In our organization, I am operating a Starburst Enterprise Platform (SEP) cluster on Azure Kubernetes Service (AKS), with one coordinator and several workers. I realize SEP can only run with a single active coordinator. This single coordinator architecture is being questioned by one of our architects from another business unit who’s used to designing platforms for high availability (HA), especially when deploying in Kubernetes environments where HA is expected by default.
Could the Starburst team clarify:
Why does SEP currently require a single coordinator per cluster, even in cloud-native, HA-ready infrastructures like AKS?
Is there a technical or architectural limitation that prevents running multiple active coordinators?**
Is there any plan to enable coordinator-level HA (with active-active or active-standby modes), or what approaches are recommended for coordinator fault tolerance today?
I have reviewed the Starburst documentation and understand that the coordinator manages state and query orchestration across workers, which seems like a potential bottleneck and single point of failure. However, I would appreciate a more official and detailed explanation from the Starburst team, especially so I can explain this stance with supporting reasoning to colleagues who expect HA and seamless failover just because we are using AKS.
Thanks for your insights and any references to official design rationales!
As someone who came to Trino from the Hadoop world, this was my first question, too, given that Hadoop had an active/passive HA model for the NameNode and the ResourceManager that worked pretty well. Neither of us are unique in this question and there are several such instances here on this forums site such as at Can you set up Trino in HA mode?.

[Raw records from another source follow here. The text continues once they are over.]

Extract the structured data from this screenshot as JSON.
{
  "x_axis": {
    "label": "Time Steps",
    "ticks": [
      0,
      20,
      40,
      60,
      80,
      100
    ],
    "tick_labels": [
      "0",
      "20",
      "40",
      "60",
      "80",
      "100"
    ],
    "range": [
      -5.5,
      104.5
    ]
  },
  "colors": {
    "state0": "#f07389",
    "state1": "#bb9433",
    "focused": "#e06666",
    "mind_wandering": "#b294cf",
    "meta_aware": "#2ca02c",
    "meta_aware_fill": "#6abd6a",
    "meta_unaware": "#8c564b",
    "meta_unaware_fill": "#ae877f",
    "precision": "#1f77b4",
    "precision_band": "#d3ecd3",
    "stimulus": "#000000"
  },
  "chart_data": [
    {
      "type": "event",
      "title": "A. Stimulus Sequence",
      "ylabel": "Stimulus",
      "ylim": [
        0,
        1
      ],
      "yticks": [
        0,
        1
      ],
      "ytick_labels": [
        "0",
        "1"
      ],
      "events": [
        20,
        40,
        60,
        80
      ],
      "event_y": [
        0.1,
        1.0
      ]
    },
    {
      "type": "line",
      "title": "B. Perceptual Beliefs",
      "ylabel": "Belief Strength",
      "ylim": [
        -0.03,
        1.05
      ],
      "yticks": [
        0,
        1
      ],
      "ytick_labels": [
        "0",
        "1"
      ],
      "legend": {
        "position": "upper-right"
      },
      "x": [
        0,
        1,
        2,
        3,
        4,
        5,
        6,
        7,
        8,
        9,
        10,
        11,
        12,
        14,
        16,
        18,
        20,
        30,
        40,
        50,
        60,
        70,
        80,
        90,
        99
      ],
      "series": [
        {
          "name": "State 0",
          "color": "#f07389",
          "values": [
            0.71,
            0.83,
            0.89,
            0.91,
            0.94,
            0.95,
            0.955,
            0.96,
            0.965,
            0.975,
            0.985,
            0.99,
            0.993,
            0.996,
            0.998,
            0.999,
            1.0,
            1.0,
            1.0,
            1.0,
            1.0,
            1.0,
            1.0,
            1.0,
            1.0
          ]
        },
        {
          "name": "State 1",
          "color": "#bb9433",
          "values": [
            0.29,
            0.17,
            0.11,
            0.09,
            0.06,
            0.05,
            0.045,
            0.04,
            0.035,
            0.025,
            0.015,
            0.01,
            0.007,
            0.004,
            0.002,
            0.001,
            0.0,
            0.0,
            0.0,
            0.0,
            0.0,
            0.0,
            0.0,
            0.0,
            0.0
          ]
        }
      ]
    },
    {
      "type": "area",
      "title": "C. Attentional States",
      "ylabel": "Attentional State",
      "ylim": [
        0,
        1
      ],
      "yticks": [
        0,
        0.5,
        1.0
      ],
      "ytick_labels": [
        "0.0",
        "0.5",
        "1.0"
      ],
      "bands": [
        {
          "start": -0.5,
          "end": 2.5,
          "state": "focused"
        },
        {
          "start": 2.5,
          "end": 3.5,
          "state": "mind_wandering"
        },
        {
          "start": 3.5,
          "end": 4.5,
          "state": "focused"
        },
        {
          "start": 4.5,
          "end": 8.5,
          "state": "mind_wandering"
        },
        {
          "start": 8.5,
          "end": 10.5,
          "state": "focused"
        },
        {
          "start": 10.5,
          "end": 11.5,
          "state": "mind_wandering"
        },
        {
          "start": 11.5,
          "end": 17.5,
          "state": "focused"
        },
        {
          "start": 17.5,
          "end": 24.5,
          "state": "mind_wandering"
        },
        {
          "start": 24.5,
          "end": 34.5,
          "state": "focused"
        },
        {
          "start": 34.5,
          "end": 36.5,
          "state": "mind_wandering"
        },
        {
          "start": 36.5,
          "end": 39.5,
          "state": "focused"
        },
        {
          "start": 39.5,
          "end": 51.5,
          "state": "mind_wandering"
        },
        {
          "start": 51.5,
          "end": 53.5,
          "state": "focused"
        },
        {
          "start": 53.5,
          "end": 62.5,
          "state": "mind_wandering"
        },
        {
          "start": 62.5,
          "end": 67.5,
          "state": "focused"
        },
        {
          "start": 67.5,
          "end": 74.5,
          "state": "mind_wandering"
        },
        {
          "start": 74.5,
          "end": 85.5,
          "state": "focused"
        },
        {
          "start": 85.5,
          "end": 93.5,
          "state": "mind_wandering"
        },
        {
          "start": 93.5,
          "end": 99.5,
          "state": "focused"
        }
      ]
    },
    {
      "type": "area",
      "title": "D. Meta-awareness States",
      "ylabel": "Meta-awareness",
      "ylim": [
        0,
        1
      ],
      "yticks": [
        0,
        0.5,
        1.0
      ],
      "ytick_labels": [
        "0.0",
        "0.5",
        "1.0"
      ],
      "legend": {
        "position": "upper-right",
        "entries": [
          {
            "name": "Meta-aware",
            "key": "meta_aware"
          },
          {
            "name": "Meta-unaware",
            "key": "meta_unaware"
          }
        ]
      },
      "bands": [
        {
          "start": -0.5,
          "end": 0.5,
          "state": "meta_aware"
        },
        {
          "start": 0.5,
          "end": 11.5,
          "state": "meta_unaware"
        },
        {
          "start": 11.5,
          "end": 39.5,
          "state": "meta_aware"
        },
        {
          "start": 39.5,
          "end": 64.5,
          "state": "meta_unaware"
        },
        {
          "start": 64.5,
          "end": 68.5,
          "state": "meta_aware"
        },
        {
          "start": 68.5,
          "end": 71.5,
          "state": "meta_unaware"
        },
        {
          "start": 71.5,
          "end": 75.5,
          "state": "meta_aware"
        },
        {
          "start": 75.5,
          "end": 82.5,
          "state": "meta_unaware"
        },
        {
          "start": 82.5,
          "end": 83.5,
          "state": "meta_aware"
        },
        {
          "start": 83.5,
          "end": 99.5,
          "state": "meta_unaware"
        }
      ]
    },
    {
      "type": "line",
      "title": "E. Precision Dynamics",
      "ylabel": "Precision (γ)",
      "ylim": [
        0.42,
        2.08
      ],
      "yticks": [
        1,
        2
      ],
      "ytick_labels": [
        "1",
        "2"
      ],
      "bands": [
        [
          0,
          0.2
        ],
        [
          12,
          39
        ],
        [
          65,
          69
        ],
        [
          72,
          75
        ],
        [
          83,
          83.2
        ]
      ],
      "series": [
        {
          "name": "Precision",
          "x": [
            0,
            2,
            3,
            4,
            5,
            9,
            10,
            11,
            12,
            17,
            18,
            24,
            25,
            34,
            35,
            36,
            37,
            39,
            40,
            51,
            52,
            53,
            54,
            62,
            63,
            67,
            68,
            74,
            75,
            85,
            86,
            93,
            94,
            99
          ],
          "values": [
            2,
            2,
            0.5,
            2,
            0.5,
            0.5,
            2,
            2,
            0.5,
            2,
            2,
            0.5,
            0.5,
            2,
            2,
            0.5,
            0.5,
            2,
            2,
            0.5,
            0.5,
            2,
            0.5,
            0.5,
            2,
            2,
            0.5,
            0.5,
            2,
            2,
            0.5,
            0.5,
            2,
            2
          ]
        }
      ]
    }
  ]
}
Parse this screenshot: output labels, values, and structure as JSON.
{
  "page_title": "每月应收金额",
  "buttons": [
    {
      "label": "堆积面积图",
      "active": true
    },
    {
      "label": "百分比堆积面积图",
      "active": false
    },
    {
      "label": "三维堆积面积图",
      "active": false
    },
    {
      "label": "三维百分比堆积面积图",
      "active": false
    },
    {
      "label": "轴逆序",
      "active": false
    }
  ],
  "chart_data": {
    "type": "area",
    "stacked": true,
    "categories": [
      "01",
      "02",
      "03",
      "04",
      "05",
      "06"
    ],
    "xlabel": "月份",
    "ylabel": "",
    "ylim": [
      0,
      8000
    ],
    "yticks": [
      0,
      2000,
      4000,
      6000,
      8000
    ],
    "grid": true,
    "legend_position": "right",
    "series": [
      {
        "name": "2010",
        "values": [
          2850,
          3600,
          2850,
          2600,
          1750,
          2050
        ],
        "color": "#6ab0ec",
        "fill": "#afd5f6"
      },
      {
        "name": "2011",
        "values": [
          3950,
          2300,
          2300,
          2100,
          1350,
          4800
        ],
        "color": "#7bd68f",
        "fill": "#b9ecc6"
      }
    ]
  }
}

Fundamentally, Trino itself does NOT have a HA solution for the coordinator. Various teams and customers have implemented solutions over the years such as described in Trino | 33: Trino becomes highly available for high demand. At the end of it all, many of these solutions lean on a model of routing to 2+ full clusters to create the HA solution when one is not available. Not a bad answer considering you get additional benefits along with it such as query routing and blue/green deployments for zero-downtime upgrades.
I should pause for a moment and state that Starburst Professional Services does have a coordinator HA solution on K8s that has been acceptable by many customers.
But, let’s get back to the gateway/routing model as it is the long-term “official” answer from Starburst for HA/DR. While the name is similar, the Starburst Gateway – Starburst Gateway — Starburst Enterprise, is different from the Trino Gateway and again, the “official” go-forward answer to address this need.
Note: as of Sept 2025, the Starburst Gateway is in ‘private preview’, and the product team is always looking for teams who are interested in getting involved.
@lester Thanks for your detailed answer. Yes, we are looking into starburst gateway for routing the traffic to multi cluster so that we dont have single point failures.